Was auch immer die Amerikaner jüngst zur Beteiligungsreduktion veranlasst hat – so zeitnah dürfte das schon ziemlich offensichtlich mit dem diesjährigen Investorenseminar zu tun gehabt haben. Wir werden es wohl nie erfahren...
Die Freude der Aktionärinnen und Aktionäre der Credit Suisse über das Aufbäumen nach der geglückten Kapitalerhöhung war rückblickend nur von kurzer Dauer. Im Laufe des Mittwochnachmittags fiel der Aktienkurs wieder auf unter 3 Franken, begleitet von stark anschwellenden Umsätzen. Letztendlich ging das diesjährige SMI-Schlusslicht an diesem Tag mit einem Minus von fast 6 Prozent aus dem Handel.
Aus Börsenkreisen höre ich, dass sich einige mächtige Marktakteure kurz nach der Kapitalerhöhung auf einen schnellen Rebound hin mit Aktien der Grossbank eingedeckt hätten. Nachdem sich dieser nicht eingestellt habe, seien die Titelpositionen wieder glattgestellt worden. Dabei seien in der Region von 2,98 Franken einige Stop-Loss-Aufträge losgetreten worden, wie mir weiter berichtet wird. Letzteres würde die Kurslawine jedenfalls erklären.
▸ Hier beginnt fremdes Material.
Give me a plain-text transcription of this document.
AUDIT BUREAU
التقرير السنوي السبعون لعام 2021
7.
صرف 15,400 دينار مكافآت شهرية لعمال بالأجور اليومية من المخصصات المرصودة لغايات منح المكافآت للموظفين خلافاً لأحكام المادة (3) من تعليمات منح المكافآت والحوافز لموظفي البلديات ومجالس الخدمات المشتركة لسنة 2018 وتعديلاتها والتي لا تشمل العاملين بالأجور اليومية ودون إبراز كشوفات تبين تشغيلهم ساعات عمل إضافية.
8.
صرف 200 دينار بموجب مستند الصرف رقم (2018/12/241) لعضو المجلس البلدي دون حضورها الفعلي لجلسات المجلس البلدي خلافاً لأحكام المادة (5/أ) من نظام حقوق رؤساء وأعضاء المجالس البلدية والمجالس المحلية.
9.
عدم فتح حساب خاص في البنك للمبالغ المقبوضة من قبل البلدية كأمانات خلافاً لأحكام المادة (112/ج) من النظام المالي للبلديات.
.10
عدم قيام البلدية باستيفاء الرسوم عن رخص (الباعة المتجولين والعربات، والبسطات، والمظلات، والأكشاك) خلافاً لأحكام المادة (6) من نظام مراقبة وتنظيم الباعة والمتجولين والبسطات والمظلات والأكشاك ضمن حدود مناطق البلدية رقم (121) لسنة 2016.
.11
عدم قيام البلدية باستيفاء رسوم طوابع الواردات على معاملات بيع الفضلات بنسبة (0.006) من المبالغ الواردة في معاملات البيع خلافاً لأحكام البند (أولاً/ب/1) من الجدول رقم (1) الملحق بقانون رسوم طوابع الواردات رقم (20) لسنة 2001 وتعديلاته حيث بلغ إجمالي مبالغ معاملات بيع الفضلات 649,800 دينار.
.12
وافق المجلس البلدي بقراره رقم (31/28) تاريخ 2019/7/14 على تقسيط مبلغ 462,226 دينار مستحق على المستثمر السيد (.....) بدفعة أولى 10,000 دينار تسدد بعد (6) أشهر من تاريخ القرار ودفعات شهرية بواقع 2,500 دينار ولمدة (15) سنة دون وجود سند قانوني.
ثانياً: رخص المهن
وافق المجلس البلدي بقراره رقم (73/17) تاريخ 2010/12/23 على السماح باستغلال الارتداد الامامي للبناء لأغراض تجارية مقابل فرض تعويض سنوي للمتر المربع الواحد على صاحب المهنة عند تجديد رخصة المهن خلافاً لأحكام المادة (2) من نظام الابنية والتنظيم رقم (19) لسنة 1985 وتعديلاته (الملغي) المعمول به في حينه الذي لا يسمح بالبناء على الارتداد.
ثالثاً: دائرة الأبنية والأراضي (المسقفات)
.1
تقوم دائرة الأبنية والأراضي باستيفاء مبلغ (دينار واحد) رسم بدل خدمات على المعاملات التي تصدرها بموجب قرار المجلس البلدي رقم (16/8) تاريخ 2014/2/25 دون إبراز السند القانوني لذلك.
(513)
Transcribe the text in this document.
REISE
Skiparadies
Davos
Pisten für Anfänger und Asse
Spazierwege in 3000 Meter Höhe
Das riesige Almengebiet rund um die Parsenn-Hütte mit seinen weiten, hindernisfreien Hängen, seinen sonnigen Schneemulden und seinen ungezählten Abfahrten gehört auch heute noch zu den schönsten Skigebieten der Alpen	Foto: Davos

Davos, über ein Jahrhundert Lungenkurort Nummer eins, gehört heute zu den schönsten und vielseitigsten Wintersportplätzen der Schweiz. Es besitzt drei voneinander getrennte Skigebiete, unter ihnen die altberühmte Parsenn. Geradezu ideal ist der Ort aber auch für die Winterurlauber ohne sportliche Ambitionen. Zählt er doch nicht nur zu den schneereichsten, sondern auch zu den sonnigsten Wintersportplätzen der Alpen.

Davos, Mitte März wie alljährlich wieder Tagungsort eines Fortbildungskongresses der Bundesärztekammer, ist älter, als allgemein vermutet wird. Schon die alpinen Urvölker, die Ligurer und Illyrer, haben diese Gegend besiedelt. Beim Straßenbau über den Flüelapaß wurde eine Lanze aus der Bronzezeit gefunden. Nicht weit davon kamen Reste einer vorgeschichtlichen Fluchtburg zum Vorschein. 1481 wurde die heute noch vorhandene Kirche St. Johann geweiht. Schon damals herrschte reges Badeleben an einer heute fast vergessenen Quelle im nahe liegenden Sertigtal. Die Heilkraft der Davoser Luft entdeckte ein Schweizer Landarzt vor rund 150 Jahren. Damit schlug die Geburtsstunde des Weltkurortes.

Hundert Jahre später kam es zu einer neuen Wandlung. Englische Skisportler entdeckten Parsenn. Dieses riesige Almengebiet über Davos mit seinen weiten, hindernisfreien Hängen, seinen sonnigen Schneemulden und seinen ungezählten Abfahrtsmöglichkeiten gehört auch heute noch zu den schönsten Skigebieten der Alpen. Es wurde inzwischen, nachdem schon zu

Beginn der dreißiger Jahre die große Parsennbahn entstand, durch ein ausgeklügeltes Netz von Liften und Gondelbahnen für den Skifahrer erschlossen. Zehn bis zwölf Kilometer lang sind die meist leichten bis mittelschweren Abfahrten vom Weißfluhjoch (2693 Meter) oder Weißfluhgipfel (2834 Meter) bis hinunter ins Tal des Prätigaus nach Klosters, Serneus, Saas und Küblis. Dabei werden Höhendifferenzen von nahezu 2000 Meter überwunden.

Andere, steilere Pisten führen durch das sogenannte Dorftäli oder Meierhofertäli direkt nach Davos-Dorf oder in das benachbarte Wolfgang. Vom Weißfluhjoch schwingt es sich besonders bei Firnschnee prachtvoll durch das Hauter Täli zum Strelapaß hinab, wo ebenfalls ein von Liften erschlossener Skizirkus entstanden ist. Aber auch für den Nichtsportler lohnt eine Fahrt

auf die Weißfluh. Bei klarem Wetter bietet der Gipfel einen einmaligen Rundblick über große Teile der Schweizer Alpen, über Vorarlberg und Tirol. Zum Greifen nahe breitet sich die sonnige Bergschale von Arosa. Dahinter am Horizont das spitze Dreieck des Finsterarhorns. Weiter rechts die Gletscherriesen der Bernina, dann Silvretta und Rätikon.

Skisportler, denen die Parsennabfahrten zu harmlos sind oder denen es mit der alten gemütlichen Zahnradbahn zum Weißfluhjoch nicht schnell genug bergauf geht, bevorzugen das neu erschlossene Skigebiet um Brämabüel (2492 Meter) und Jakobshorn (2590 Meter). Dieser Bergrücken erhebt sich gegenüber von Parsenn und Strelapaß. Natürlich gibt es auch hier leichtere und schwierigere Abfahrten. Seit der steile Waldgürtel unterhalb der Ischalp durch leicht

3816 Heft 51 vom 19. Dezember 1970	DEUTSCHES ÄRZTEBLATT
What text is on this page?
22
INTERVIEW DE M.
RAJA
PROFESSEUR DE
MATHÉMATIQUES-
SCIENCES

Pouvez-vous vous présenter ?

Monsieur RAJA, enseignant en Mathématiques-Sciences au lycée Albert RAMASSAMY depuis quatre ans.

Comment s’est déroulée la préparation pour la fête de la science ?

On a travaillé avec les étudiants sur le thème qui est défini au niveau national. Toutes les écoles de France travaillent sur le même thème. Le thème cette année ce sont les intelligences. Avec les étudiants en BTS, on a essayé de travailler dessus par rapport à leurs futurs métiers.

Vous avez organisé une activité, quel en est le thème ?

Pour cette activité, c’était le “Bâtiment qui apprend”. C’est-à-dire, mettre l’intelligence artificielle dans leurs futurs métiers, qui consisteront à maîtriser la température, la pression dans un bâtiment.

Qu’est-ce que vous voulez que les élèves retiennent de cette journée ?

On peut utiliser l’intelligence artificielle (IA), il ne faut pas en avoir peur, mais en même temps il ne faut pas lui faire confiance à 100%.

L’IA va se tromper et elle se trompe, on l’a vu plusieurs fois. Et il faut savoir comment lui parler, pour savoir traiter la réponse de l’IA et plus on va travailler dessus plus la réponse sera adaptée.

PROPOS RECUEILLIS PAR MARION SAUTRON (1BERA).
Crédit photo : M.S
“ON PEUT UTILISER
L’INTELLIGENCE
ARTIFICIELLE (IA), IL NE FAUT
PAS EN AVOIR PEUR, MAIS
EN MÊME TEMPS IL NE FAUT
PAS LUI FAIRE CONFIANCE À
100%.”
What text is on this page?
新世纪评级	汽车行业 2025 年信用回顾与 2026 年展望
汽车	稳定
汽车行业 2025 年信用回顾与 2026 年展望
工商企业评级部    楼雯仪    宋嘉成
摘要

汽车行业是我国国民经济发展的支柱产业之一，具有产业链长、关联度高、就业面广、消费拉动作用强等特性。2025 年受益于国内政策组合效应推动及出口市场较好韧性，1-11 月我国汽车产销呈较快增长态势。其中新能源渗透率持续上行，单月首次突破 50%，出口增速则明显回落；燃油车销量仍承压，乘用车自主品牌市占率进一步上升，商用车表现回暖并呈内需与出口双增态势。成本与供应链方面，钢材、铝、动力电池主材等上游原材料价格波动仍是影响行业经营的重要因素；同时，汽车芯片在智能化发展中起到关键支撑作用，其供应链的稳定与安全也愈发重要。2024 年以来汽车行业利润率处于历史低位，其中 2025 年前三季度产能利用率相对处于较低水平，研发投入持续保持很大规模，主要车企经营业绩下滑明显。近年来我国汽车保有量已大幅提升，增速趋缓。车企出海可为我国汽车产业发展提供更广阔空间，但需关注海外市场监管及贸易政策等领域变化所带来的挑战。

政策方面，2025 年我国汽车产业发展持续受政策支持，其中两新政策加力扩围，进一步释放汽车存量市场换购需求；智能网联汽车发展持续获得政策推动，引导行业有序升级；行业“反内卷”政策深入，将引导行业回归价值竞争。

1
Übers Wochenende gehört die Weltbühne nun noch einmal "König Fussball", wobei ich nach dem frühzeitigen Ausscheiden der "Elftal" am Sonntag für die argentinische "Albiceleste" mitfiebere. In diesem Sinne wünsche ich allen meinen Leserinnen und Lesern ein spannendes und nach den Strapazen der letzten Tage auch ein erholsames Fussball-Wochenende mit dem kleinen und dem grossen Final.